According to the researchers, many times more information can be transmitted by light in the same time as has so far been possible with electricity. This explains why telephone conversations, websites, photographs or music, for example, are now increasingly being transmitted by optical fibres.

At present, however, this technology still has one drawback at the 'network nodes' level. At these nodes, the routing of the information to the end user is still done electrically, because no competitive, compact all-optical routing processor is available yet.

To solve this problem, the NewTon researchers are developing a photonic crystal capable of reflecting only single colours of white light depending on the observation angle.

This phenomenon is known from nature: the shimmering colours on butterfly wings derive from the properties of photonic crystals.

'A structured three-dimensional photonic crystal could be the key component for a compact optical semiconductor or even for an all-optical routing processor,' says Dr Reinhold Leyrer, one of the partners in the project. 'Converting optical signals into electrical signals would then be superfluous.'

But the scientists first have to develop a stable, structured three-dimensional photonic crystal; this is exactly the goal of the 'NewTon' project.

The manufacturers of components for telecom systems would benefit most from the use of photonic crystals.

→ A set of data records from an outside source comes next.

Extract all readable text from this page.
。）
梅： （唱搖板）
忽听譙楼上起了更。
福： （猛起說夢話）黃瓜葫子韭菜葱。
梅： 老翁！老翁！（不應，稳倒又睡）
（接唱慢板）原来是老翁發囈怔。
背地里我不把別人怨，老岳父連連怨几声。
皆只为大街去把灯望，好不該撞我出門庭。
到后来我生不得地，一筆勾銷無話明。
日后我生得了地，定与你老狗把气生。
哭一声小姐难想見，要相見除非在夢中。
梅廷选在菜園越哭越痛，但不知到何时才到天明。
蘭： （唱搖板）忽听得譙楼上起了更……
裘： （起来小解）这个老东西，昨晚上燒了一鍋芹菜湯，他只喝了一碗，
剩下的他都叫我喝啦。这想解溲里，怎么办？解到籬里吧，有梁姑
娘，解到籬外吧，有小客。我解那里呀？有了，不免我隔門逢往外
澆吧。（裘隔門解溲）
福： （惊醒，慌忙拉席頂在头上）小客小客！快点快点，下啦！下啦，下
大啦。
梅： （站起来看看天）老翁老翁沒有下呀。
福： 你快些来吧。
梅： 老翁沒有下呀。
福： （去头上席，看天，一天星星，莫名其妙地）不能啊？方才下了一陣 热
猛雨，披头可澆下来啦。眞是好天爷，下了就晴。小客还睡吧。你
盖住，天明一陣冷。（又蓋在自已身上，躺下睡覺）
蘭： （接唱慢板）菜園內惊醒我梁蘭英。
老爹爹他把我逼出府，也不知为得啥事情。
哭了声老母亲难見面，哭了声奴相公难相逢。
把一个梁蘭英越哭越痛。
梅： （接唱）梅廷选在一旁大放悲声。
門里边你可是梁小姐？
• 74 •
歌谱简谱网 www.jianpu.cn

Since the crystals are smaller than electronic components, equipment would also become increasingly smaller and cheaper while simultaneously offering improved performance.

Components and equipment based on photonic crystals would also be more resistant and less vulnerable to electromagnetic radiation.

Ultimately, the research activities of the NewTon project will lay the foundations for a next generation of communication technologies based entirely on transmitting information by light waves.